I have long had a passion for the visual arts in all regards, but especially within photography and film. Over the years this has led to a number of projects looking to reproduce classic film equipment with whatever I can build myself. In this case, going into my sophomore year I was dismayed to see just how expensive many of the higher-end pieces of equipment were, I decided I needed to come up with some self-made solution. As such, I jumped right into what I saw as the holy grail of film: a Steadicam.
In order to achieve the smoothest shot possible, a Steadicam acts to isolate the camera from the user’s physical input. For this design, the Steadicam effectively acts as a three-axis gimbal, preventing the camera from altering pitch, yaw, or roll, without a more focused intentional motion. While all the small vibrations and bumps get smoothed out, the larger desired motions of the camera are still able to be achieved.

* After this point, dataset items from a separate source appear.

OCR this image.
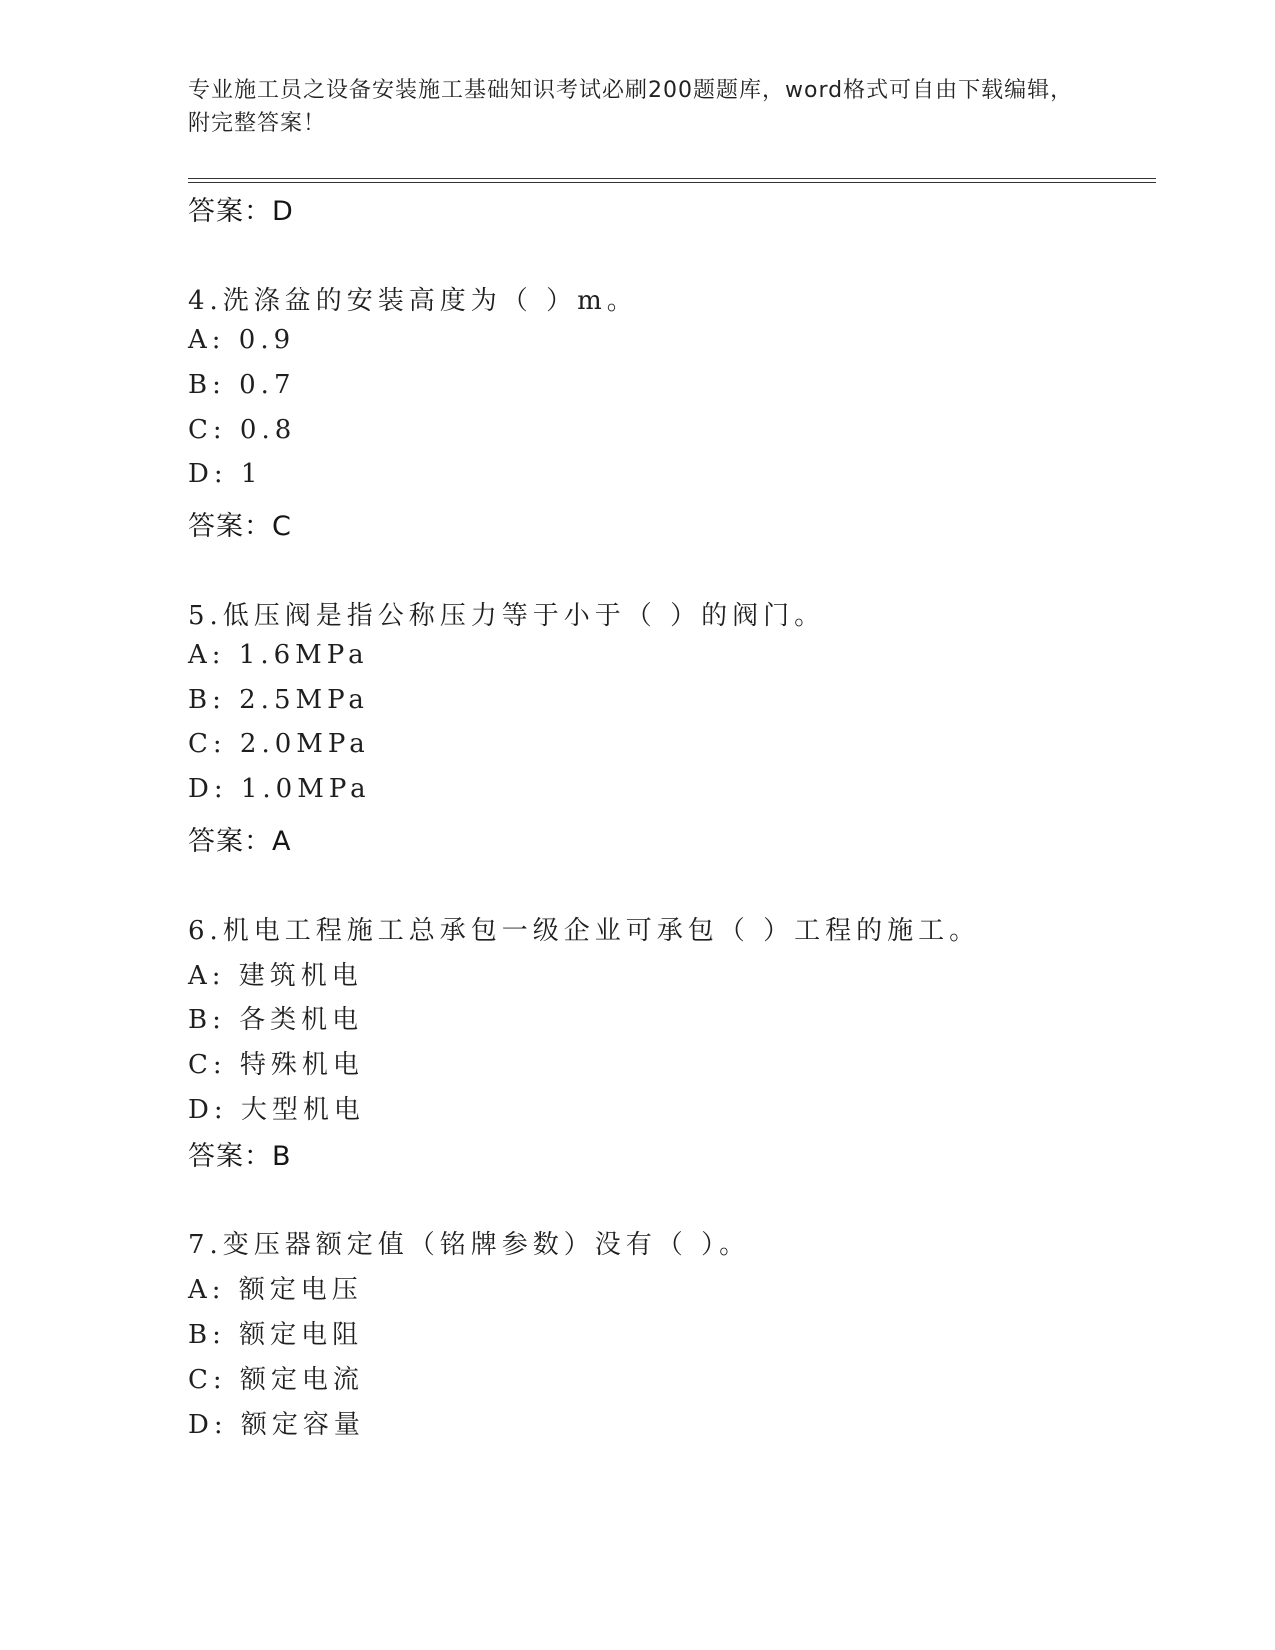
专业施工员之设备安装施工基础知识考试必刷200题题库，word格式可自由下载编辑，附完整答案！
答案：D
4.洗涤盆的安装高度为（ ）m。
A: 0.9
B: 0.7
C: 0.8
D: 1
答案：C
5.低压阀是指公称压力等于小于（ ）的阀门。
A: 1.6MPa
B: 2.5MPa
C: 2.0MPa
D: 1.0MPa
答案：A
6.机电工程施工总承包一级企业可承包（ ）工程的施工。
A: 建筑机电
B: 各类机电
C: 特殊机电
D: 大型机电
答案：B
7.变压器额定值（铭牌参数）没有（ ）。
A: 额定电压
B: 额定电阻
C: 额定电流
D: 额定容量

Starting from images of industry-standard Steadicam rigs, I quickly developed a Steadicam of my personal taste, with the handles, mounting configuration, and overall proportions specifically fit for my camera and my physiology. As with all my projects, I aimed to create a widely user friendly and flexible product. Therefore, I ensured all components were easily editable through parametric modeling so they could be easily adapted for different camera weights, various hand sizes, and any other aftermarket add-ons.
Another main goal of the project was affordability and producibility of the overall product. This was achieved partially via 3D printing and partially via close consideration of all non-printed components to ensure low cost and widespread availability.
Most of the main components - including the gimbal itself, the adjustable mount, and the counterbalance rack are 3D printed. Outside of that, the only purchased components would be the bearings, fasteners, and the threaded shaft that acts as the backbone of the Steadicam. The bearings used are all as generic as possible (most of them being 608 skateboard bearings), and all fasteners are UNC ¼”-20. Due to these design choices, the Steadicam components are not only affordable but also readily and easily available.
Above all else, perhaps the most important requirement of a Steadicam is the ability to securely hold your fragile camera equipment consistently without any failures. As such, I spent quite a deal of time designing the adjustable mounting point. This component must have the structural integrity to hold the weight of the camera and its attachments but also the flexibility to easily adjust the camera rig so that its center of mass sits directly in-line with the threaded shaft running down the center of the Steadicam. This adjustability was achieved via two sets of bolts running through the mount.
One pair of bolts, running horizontally through the mount, controls the ability to move the camera’s mounting point forward or backward. The second set runs vertically through the mount (at the four corners), and allows adjustment left or right. Together with the main camera mounting bolt, these bolts are responsible for all of the adjustability and most of the structural rigidity of the mount. Regardless of this mount being made from four individual and relatively small 3D printed components, the mount stays quite rigid and in my use of the Steadicam I have not noticed any slip or play in the mounting point.
While the general design of the gimbal itself is nothing new or revolutionary, this specific application did pose a few complications in design, when compared to “traditional” mass produced all-metal gimbals. First, I was limited greatly by the mechanical shortcomings of 3D printing. Of course my printed gimbal would therefore have to be designed with this weakness in mind. Coupled with the use of 608 skateboard bearings, the gimbal ended up needing to be relatively large. Fortunately, this increased size had no noticeable adverse effects, and the gimbal has operated without flaw through many shoots.
The final component of a Steadicam is the counterbalance. This component acts to ensure the center of mass of the overall Steadicam stays located below the gimbal mounting point. This of course leads to the inherent stability that Steadicams offer, similarly to modern rockets having the center of thrust below the center of mass.